On Inference Methods in Generalized Mean-Reverting Processes with Change-Points
Conference
64th ISI World Statistics Congress
Format: CPS Abstract
Keywords: "asymptotic, changepoints, stochastic
Session: CPS 17 - Statistical inference
Monday 17 July 4 p.m. - 5:25 p.m. (Canada/Eastern)
Abstract
In this talk, we present some inference methods in generalized Ornstein-Uhlenbeck processes with multiple unknown change-points when the drift parameter may satisfy uncertain restriction. A Salient feature of this statistical investigation consists in the fact that the number of change-points and the locations of the change-points are unknown. We generalize some recent findings in five ways. First, our inference method incorporates the uncertain prior knowledge. Second, we derive the unrestricted estimator (UE) and the restricted estimator (RE) as well as their asymptotic properties.
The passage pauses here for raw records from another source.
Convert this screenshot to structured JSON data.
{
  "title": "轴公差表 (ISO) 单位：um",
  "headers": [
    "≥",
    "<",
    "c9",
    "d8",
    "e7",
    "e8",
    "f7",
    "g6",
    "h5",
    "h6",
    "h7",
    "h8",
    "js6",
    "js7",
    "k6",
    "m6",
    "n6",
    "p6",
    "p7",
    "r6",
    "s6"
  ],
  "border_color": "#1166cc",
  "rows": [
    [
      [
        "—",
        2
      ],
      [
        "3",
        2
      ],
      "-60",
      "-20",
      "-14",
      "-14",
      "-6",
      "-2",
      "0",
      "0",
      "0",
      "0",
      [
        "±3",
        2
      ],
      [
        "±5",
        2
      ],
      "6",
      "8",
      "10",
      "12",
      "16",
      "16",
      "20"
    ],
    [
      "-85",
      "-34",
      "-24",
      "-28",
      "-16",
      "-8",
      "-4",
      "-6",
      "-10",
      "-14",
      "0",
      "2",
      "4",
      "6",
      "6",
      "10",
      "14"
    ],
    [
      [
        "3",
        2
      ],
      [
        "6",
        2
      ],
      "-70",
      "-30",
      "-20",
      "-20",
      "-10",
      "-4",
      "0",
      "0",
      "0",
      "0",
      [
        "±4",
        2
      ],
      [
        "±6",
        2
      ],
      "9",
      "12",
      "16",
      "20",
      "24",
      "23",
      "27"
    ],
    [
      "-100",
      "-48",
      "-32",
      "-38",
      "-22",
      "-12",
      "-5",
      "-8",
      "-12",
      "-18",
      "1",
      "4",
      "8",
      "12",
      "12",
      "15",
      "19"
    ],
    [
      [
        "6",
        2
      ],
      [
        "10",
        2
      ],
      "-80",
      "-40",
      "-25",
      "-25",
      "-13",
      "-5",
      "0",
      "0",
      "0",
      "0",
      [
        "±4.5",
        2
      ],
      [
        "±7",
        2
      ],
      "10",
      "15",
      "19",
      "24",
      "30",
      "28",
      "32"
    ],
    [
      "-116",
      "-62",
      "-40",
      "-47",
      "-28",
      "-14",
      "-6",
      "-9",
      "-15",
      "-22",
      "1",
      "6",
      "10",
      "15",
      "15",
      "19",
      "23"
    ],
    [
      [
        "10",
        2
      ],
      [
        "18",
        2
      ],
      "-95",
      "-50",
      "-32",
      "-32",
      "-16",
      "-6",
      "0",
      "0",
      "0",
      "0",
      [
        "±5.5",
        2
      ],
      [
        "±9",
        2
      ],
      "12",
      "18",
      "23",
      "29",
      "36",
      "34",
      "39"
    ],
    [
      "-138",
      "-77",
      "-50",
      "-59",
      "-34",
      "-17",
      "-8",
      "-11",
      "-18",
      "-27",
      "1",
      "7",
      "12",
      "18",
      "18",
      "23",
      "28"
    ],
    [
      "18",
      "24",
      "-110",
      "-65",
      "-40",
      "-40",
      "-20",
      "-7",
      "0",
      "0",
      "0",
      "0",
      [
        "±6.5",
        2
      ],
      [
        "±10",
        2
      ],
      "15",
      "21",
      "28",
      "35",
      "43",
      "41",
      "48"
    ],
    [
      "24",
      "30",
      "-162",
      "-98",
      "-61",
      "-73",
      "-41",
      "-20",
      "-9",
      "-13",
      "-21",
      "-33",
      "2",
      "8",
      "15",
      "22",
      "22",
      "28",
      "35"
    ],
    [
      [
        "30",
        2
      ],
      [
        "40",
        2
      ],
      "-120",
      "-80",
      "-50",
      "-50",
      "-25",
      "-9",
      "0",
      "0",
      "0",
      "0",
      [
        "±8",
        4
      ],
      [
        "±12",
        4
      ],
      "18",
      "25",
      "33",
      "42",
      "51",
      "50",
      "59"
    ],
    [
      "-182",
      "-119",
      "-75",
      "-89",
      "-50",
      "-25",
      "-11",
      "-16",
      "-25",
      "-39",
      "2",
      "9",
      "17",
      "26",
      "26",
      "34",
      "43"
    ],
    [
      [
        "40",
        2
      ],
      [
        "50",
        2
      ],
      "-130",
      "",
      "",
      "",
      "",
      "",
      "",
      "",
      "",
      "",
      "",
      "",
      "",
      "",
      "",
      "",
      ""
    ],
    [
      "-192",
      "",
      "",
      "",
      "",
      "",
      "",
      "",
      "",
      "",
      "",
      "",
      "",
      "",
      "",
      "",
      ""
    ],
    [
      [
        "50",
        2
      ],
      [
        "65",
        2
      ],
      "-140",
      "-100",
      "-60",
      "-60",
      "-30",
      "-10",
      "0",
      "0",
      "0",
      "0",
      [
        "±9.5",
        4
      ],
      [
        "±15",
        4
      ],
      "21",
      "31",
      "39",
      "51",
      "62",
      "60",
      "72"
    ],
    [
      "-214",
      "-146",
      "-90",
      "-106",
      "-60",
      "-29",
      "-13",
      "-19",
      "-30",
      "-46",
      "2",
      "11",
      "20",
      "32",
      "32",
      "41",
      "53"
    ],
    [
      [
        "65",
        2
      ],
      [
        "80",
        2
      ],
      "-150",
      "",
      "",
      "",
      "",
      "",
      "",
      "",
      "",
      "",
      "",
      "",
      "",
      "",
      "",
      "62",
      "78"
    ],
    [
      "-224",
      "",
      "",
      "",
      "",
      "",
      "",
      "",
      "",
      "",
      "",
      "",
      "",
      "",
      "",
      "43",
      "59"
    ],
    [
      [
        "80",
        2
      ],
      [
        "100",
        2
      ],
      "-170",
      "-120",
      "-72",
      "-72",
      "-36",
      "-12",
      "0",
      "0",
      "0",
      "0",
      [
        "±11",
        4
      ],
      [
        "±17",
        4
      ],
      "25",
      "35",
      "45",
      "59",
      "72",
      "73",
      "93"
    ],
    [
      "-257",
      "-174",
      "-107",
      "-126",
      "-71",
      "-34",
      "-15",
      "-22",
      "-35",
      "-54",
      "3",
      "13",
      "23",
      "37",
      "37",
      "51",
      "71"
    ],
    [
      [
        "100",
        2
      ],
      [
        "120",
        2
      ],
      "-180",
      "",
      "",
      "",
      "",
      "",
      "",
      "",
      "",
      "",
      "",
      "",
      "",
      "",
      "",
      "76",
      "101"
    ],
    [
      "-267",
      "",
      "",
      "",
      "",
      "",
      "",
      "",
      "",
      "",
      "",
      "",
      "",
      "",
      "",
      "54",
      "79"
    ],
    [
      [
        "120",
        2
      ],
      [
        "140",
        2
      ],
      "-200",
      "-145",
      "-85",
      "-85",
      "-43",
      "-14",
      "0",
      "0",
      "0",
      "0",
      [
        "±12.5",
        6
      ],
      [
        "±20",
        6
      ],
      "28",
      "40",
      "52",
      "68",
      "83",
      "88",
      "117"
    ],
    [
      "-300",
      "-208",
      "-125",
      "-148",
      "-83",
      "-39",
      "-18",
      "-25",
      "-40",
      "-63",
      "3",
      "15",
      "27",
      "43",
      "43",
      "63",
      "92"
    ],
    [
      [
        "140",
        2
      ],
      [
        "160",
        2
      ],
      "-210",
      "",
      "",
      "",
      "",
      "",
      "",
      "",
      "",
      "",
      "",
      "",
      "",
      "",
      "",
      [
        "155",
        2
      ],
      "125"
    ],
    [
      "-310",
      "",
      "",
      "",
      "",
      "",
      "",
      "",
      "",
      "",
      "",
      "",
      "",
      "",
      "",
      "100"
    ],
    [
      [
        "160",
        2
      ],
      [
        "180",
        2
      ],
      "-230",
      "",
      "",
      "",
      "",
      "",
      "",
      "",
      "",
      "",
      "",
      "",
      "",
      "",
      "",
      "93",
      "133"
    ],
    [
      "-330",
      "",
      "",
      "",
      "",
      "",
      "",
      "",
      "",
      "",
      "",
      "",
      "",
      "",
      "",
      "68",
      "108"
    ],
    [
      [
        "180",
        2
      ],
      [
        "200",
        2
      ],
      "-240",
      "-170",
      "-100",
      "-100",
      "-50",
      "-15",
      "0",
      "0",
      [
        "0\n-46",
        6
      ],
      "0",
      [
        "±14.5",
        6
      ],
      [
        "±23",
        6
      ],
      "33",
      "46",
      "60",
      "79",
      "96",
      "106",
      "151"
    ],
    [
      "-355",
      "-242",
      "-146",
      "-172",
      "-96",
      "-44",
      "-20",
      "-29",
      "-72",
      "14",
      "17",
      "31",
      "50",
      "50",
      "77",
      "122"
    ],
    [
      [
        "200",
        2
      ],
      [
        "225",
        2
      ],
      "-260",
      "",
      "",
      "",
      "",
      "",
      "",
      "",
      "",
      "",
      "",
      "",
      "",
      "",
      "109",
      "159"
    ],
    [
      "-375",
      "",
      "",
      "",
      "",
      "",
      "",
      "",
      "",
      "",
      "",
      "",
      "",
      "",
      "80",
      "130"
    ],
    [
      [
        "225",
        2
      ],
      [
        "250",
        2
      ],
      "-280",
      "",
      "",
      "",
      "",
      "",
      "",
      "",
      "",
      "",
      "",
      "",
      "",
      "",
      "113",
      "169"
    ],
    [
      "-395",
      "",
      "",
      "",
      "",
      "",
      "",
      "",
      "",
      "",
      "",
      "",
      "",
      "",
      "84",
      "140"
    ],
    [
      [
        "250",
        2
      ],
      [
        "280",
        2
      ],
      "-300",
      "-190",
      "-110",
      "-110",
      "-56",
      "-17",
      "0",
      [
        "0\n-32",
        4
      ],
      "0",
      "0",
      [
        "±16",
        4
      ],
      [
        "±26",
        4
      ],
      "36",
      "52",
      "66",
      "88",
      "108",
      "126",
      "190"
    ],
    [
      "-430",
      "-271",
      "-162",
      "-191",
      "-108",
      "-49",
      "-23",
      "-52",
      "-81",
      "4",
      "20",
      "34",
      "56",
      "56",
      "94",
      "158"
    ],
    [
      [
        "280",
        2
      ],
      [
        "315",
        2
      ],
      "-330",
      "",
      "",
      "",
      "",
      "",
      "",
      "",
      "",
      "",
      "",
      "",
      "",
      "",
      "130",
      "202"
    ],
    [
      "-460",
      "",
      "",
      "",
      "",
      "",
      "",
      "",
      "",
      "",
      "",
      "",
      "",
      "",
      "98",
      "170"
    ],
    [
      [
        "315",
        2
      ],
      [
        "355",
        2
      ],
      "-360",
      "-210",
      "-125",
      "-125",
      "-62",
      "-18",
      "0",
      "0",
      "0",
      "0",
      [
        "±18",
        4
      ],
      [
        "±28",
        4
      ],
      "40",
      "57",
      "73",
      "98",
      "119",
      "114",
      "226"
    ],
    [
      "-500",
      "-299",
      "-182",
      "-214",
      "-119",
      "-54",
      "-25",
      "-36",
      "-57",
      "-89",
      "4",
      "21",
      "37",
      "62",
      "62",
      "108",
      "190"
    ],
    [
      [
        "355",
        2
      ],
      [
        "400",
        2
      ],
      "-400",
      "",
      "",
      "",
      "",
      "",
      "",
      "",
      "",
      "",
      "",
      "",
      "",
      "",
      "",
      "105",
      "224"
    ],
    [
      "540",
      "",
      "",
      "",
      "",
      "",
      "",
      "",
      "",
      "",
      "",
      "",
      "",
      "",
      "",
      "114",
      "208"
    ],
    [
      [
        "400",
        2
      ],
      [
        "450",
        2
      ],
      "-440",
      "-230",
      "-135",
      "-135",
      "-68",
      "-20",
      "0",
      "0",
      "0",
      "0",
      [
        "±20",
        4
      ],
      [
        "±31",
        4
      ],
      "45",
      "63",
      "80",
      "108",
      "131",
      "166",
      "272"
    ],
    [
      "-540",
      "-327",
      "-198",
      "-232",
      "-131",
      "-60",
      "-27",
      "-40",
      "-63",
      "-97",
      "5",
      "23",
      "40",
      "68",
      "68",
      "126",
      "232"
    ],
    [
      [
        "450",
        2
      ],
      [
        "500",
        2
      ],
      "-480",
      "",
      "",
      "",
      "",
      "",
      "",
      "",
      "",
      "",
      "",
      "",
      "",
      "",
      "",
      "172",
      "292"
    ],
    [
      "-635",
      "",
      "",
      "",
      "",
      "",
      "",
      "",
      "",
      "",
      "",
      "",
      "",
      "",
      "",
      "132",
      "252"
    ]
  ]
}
Third, we establish a test for testing the hypothesized constraint and we derive its asymptotic power. Fourth, we propose a class of shrinkage estimators (SEs) which includes as special cases the UE, RE, and classical SEs. Fifth, we study the relative risk dominance of the proposed estimators, and we establish that SEs dominate the UE and the RE performs very well in the neighbourhood of the restriction, but this performs poorly when the restriction is seriously violated. The additional novelty of the established methods consists in the fact that the dimensions of the proposed estimators are random. Because of that, the asymptotic power of the proposed test and the asymptotic risk analysis do not follow from classical results in statistical literature. To overcome this problem, we establish an asymptotic result which is useful in its own.